Métaux alcalins : la solution pour « métalliser » l’eau pure

Sous des pressions suffisamment élevées, à peu près n’importe quel matériau pourrait théoriquement devenir conducteur. L’idée est que si vous serrez les atomes suffisamment fort, les orbitales des électrons extérieurs commenceraient à se chevaucher, leur permettant de se déplacer. Pour l’eau, cette pression est d’environ 48 mégabars, soit un peu moins de 48 millions de fois la pression atmosphérique terrestre au niveau de la mer.

Bien que des pressions supérieures à cette valeur aient été générées en laboratoire, de telles expériences ne conviendraient pas pour étudier l’eau métallique. Une équipe de chercheurs dirigée par le chimiste organique Pavel Jungwirth, de l’Académie tchèque des sciences, s’est donc tournée vers les métaux alcalins.

Ces substances libèrent très facilement leurs électrons extérieurs, ce qui signifie qu’elles pourraient induire les propriétés de partage d’électrons de l’eau pure sans la nécessité des hautes pressions. Cependant, les métaux alcalins sont très réactifs avec l’eau liquide, parfois jusqu’à l’explosion, mais l’équipe de recherche a trouvé un moyen très astucieux de résoudre ce problème de sécurité. Pour cela, au lieu d’ajouter le métal à l’eau, ils ont simplement fait l’inverse — ils ont ajouté de l’eau au métal.

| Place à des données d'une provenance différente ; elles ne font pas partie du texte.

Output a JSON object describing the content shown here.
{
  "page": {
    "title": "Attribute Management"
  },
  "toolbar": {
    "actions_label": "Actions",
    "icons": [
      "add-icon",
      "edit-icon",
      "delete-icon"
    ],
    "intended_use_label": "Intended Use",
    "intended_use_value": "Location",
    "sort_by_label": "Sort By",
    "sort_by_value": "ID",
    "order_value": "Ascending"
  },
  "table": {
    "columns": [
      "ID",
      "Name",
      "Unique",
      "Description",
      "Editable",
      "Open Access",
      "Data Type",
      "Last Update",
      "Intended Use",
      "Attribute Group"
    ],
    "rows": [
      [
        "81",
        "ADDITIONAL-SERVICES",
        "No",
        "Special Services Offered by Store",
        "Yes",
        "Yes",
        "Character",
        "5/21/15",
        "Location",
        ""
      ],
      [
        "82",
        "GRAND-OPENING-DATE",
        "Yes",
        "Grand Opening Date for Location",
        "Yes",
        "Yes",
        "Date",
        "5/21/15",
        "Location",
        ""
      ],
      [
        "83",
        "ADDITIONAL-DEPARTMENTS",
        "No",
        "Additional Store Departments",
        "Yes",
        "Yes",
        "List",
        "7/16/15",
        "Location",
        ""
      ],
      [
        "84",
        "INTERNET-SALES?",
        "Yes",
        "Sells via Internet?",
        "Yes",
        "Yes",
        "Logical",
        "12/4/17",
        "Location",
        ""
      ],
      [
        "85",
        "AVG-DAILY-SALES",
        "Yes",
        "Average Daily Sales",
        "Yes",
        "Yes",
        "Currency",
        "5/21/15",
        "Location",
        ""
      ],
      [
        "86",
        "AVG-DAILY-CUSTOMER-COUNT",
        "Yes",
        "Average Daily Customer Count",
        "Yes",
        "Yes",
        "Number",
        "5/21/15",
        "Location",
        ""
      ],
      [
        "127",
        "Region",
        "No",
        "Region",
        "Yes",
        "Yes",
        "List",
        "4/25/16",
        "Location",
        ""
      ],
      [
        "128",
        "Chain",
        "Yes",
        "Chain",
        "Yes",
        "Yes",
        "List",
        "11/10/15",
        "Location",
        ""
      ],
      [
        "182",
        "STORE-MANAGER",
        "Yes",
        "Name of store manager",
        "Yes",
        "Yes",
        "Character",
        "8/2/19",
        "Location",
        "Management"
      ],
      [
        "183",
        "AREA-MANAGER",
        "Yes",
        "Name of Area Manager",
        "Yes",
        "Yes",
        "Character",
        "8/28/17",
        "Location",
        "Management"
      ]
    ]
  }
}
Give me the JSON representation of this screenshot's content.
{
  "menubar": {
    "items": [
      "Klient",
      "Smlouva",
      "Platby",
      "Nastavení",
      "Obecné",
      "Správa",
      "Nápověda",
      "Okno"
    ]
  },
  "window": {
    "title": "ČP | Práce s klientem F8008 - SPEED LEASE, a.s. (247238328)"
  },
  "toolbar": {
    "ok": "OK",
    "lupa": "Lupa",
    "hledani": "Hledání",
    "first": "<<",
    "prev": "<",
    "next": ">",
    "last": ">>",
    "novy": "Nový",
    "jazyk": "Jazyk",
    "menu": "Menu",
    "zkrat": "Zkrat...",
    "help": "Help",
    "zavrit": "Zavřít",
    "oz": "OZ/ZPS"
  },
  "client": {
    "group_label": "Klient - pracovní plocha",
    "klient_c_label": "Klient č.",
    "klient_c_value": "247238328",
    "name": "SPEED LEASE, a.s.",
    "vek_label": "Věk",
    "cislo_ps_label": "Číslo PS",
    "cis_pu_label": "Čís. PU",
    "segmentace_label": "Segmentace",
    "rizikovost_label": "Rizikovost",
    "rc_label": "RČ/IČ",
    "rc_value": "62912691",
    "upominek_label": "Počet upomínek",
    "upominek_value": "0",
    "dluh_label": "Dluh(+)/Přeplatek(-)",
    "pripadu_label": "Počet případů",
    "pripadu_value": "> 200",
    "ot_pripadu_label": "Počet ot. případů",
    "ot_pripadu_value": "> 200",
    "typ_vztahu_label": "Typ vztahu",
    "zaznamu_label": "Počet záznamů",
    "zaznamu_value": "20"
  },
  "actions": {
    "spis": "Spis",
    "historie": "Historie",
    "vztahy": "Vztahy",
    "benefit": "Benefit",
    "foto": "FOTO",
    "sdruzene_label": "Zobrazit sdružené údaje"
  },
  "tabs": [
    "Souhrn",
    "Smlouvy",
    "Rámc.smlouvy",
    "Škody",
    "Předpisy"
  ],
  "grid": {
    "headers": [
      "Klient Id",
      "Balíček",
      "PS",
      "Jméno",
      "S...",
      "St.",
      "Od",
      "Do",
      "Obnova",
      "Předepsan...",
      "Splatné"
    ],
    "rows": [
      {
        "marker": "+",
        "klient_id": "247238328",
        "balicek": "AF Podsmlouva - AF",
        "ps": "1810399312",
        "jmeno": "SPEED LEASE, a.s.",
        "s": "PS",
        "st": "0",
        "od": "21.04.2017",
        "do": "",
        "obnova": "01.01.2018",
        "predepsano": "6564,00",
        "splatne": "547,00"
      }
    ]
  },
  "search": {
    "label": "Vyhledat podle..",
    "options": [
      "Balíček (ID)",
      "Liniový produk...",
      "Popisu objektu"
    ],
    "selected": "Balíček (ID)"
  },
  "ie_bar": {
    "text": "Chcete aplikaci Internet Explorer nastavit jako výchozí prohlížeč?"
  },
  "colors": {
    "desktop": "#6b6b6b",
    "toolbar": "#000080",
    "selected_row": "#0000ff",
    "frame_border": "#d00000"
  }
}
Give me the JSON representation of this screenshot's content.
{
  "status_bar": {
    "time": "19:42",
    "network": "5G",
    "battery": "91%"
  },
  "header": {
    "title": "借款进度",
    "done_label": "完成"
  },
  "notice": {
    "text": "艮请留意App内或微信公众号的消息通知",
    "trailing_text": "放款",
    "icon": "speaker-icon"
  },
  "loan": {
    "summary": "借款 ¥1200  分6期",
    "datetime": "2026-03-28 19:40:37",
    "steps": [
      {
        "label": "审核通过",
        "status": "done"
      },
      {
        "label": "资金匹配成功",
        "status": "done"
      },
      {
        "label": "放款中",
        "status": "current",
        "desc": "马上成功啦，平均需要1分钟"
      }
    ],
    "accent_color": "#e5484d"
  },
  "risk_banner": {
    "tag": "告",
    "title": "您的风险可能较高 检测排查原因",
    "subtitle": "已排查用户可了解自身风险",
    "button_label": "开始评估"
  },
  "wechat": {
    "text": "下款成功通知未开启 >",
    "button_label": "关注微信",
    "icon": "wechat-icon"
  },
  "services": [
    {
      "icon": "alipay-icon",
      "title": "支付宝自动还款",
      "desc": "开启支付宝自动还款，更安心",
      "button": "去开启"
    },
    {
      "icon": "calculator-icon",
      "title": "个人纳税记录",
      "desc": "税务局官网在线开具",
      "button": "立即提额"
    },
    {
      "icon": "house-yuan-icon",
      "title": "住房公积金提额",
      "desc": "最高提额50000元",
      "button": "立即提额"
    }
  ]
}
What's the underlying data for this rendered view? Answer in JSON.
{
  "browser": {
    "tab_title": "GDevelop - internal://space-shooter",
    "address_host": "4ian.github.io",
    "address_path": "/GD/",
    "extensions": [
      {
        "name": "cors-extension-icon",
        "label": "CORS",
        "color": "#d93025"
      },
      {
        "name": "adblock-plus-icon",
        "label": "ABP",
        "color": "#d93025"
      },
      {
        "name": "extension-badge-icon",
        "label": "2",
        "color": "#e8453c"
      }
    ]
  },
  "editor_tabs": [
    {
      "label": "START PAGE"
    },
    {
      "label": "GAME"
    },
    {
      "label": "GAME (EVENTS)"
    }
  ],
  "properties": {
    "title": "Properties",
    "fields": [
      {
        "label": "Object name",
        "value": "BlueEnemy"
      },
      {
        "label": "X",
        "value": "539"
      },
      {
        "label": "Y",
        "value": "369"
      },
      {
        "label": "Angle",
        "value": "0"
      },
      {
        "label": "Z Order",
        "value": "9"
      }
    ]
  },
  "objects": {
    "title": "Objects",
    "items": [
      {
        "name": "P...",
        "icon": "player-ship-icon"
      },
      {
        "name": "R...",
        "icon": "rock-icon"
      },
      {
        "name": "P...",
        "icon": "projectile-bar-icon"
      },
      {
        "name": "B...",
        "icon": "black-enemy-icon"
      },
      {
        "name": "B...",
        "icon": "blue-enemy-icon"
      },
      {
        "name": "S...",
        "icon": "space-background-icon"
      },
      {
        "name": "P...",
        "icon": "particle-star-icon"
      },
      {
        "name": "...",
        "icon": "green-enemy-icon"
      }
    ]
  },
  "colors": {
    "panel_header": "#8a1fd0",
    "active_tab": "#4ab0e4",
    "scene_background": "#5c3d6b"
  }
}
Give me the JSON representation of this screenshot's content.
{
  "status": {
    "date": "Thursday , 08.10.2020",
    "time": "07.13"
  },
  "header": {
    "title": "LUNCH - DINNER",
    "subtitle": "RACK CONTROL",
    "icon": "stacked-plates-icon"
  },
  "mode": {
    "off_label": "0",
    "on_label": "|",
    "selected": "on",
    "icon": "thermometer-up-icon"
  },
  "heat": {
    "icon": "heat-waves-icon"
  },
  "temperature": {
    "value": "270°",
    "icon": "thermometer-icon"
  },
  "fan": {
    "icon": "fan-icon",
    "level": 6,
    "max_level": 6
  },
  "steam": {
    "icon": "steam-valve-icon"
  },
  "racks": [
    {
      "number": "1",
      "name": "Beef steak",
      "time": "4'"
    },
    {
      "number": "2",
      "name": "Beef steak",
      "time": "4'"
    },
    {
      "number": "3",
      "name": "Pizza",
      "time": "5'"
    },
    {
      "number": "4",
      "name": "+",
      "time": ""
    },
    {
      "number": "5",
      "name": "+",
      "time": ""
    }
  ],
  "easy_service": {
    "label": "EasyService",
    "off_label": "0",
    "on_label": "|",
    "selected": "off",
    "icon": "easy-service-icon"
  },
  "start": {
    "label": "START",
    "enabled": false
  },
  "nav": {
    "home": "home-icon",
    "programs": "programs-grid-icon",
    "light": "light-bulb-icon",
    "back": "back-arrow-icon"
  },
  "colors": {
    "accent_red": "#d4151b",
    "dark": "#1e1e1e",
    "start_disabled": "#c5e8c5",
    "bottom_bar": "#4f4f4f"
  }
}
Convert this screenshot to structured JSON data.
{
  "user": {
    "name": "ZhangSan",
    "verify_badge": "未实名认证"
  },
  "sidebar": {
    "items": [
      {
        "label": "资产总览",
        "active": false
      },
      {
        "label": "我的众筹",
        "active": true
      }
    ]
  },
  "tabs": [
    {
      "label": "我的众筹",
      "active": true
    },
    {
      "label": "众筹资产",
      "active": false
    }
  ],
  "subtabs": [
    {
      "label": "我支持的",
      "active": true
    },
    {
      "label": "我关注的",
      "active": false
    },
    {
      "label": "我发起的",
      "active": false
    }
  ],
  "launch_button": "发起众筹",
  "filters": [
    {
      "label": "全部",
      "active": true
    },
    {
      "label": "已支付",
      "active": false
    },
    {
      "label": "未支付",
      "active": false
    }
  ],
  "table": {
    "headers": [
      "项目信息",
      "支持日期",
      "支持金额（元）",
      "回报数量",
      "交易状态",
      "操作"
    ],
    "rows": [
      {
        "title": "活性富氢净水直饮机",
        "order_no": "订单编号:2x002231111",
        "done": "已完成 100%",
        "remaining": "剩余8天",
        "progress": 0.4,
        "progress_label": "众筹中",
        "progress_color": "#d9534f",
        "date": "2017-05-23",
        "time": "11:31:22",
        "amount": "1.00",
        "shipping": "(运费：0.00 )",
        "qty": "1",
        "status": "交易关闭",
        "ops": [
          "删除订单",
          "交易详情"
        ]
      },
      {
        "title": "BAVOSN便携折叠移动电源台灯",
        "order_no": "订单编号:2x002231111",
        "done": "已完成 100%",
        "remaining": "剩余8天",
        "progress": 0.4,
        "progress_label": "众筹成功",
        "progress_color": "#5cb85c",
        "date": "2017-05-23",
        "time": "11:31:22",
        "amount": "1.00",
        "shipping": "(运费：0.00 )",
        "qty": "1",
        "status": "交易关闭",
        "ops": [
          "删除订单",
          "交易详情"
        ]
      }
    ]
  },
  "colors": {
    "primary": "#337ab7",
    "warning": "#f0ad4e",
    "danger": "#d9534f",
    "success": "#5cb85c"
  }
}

Reproduire les conditions de conductivité des géantes gazeuses

Dans une chambre à vide, l’équipe a commencé par extruder à l’aide d’une buse une petite goutte d’alliage sodium-potassium, qui est liquide à température ambiante, et a ajouté très soigneusement une fine pellicule d’eau pure par dépôt de vapeur. Au contact de l’alliage, les électrons et les cations métalliques (ions chargés positivement) sont passés dans l’eau. Cela a non seulement donné à l’eau un aspect brillant et doré, mais l’a également rendue conductrice, exactement comme cela est le cas dans l’eau pure métallique à haute pression.

Ces résultats ont été confirmés par la spectroscopie de réflexion optique et la spectroscopie photoélectronique à rayons X synchrotron. Les deux propriétés, soit le reflet doré et la bande conductrice, occupaient deux gammes de fréquences différentes, ce qui a permis de les identifier clairement.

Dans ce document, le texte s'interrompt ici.